The FCPA imposes compliance responsibilities on issuers with respect to the business practices, including potentially improper payments, of their foreign subsidiaries, as well as with respect to the accounting and internal controls of majority owned or controlled subsidiaries. In the wake of Sarbanes-Oxley, issuers need to redouble their efforts to maintain effective controls not only at the parent level but also in their foreign subsidiaries. Although prevention has its costs, the cost of an FCPA violation has always been much higher, and recent events have caused that cost to escalate even further. Now more than ever, Boards of Directors and audit committees will play a key role in internal corporate investigations involving potential improper payment issues abroad, and will exercise their business judgment in favor of making voluntary disclosure of FCPA violations.

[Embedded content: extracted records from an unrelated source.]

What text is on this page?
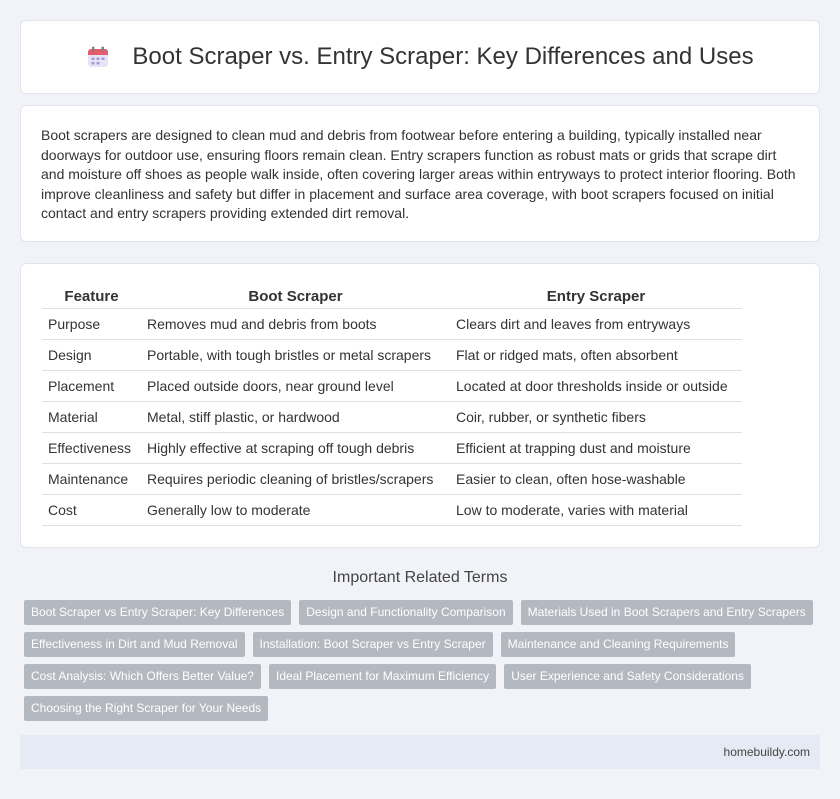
Boot Scraper vs. Entry Scraper: Key Differences and Uses

Boot scrapers are designed to clean mud and debris from footwear before entering a building, typically installed near doorways for outdoor use, ensuring floors remain clean. Entry scrapers function as robust mats or grids that scrape dirt and moisture off shoes as people walk inside, often covering larger areas within entryways to protect interior flooring. Both improve cleanliness and safety but differ in placement and surface area coverage, with boot scrapers focused on initial contact and entry scrapers providing extended dirt removal.

Feature	Boot Scraper	Entry Scraper
Purpose	Removes mud and debris from boots	Clears dirt and leaves from entryways
Design	Portable, with tough bristles or metal scrapers	Flat or ridged mats, often absorbent
Placement	Placed outside doors, near ground level	Located at door thresholds inside or outside
Material	Metal, stiff plastic, or hardwood	Coir, rubber, or synthetic fibers
Effectiveness	Highly effective at scraping off tough debris	Efficient at trapping dust and moisture
Maintenance	Requires periodic cleaning of bristles/scrapers	Easier to clean, often hose-washable
Cost	Generally low to moderate	Low to moderate, varies with material
Important Related Terms
Boot Scraper vs Entry Scraper: Key Differences	Design and Functionality Comparison	Materials Used in Boot Scrapers and Entry Scrapers
Effectiveness in Dirt and Mud Removal	Installation: Boot Scraper vs Entry Scraper	Maintenance and Cleaning Requirements
Cost Analysis: Which Offers Better Value?	Ideal Placement for Maximum Efficiency	User Experience and Safety Considerations
Choosing the Right Scraper for Your Needs
homebuildy.com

Lucinda A. Low Leigh Bacon

Part Two of a Two-Part Article

Over the past year, most issuers have been preoccupied with the basics of Sarbanes-Oxley compliance, with the result that some of the subtler compliance implications have not yet been fully appreciated. However, as discussed last month, it is evident that the provisions of the Act will have implications for compliance in all substantive areas in which a company maintains a compliance program, but especially those having payment and financial dimensions, such as the FCPA Section 302, already mentioned in the disclosure discussion last month. Section 302 requires the periodic certifications to state that appropriate disclosures to the Board and auditors have been made with respect to significant deficiencies and material weaknesses in internal controls. Section 404 provides for each annual report of an issuer to contain an internal control report, and for attestation by the external auditors of management's internal control assessment. Section 406 requires a code of corporate ethics for senior financial officers, which is defined to include compliance with law obligations. Section 906 contains new criminal penalties for false certifications.

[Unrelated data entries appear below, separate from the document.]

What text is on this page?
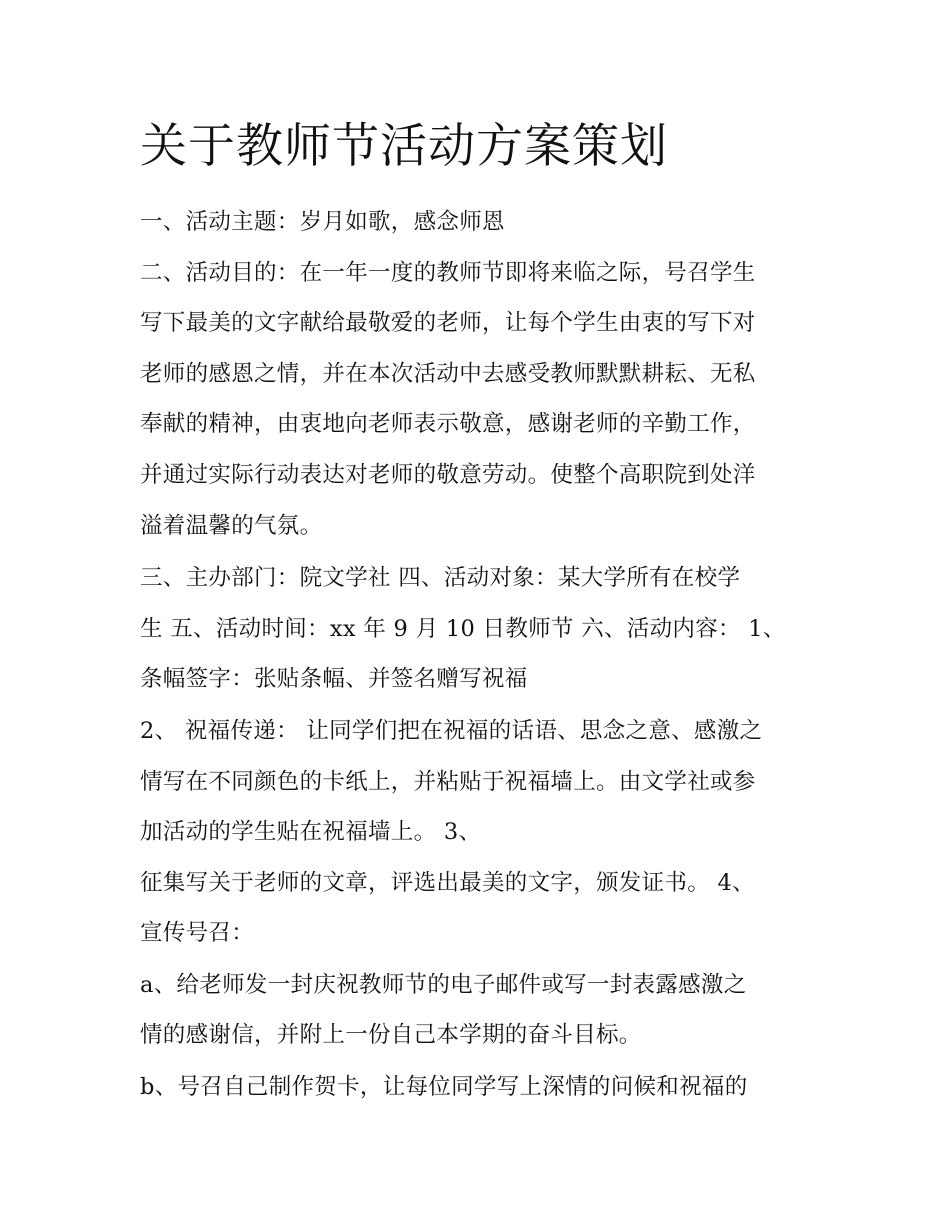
关于教师节活动方案策划
一、活动主题：岁月如歌，感念师恩
二、活动目的：在一年一度的教师节即将来临之际，号召学生
写下最美的文字献给最敬爱的老师，让每个学生由衷的写下对
老师的感恩之情，并在本次活动中去感受教师默默耕耘、无私
奉献的精神，由衷地向老师表示敬意，感谢老师的辛勤工作，
并通过实际行动表达对老师的敬意劳动。使整个高职院到处洋
溢着温馨的气氛。
三、主办部门：院文学社 四、活动对象：某大学所有在校学
生 五、活动时间：xx 年 9 月 10 日教师节 六、活动内容： 1、
条幅签字：张贴条幅、并签名赠写祝福
2、 祝福传递： 让同学们把在祝福的话语、思念之意、感激之
情写在不同颜色的卡纸上，并粘贴于祝福墙上。由文学社或参
加活动的学生贴在祝福墙上。 3、
征集写关于老师的文章，评选出最美的文字，颁发证书。 4、
宣传号召：
a、给老师发一封庆祝教师节的电子邮件或写一封表露感激之
情的感谢信，并附上一份自己本学期的奋斗目标。
b、号召自己制作贺卡，让每位同学写上深情的问候和祝福的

FCPA Compliance Implications

All of these provisions would appear to require issuers to devote increased attention to the development and maintenance of compliance programs, and internal accounting and other controls. They also will result in increased oversight of those programs.

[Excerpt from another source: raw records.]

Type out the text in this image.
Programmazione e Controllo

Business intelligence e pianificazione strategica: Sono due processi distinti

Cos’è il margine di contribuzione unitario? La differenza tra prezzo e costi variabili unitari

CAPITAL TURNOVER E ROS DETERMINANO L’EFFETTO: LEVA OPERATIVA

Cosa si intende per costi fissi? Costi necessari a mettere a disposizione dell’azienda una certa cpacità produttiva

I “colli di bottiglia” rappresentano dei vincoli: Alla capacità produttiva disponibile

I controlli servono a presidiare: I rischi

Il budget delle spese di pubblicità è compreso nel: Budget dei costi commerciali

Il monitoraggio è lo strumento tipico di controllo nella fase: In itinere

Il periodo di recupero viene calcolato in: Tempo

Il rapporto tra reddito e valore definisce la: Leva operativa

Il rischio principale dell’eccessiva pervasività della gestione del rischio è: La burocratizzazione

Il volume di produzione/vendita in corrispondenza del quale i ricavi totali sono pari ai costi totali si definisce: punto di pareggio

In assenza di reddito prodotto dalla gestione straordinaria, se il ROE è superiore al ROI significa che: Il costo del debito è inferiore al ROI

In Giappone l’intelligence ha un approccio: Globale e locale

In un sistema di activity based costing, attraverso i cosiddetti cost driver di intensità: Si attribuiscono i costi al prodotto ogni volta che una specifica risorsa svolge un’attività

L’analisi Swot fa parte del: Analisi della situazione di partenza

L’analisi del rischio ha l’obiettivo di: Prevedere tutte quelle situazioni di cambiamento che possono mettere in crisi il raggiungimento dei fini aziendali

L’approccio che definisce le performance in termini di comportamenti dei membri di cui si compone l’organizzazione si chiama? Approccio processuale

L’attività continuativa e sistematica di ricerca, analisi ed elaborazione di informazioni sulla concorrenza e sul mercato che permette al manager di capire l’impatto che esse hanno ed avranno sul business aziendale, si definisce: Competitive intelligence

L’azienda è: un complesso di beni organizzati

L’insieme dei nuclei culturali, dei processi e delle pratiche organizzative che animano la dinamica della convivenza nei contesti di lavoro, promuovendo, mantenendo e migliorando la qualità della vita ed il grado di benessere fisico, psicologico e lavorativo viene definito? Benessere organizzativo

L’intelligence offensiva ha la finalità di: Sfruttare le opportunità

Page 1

Substantive auditing of FCPA compliance programs and procedures has always been an extremely difficult task. Because of the privilege implications and the legal complexities, leaving the task to auditors is not the ideal approach. However, auditors, internal and external, are well equipped to audit processes and spot deficiencies in them that can then be referred to legal personnel for substantive review. It is critical that companies review their audit cycles for foreign subsidiaries, develop, if they do not already have them, FCPA audit modules (and if they have them review them for best practices), and fine-tune their policies and procedures to comport with evolving FCPA compliance best practices.

Conclusion

The FCPA imposes compliance responsibilities on issuers with respect to the business practices, including potentially improper payments, of their foreign subsidiaries, as well as with respect to the accounting and internal controls of majority owned or controlled subsidiaries. In the wake of Sarbanes-Oxley, issuers need to redouble their efforts to maintain effective controls not only at the parent level but also in their foreign subsidiaries. Although prevention has its costs, the cost of an FCPA violation has always been much higher, and recent events have caused that cost to escalate even further. Now more than ever, Boards of Directors and audit committees will play a key role in internal corporate investigations involving potential improper payment issues abroad, and will exercise their business judgment in favor of making voluntary disclosure of FCPA violations.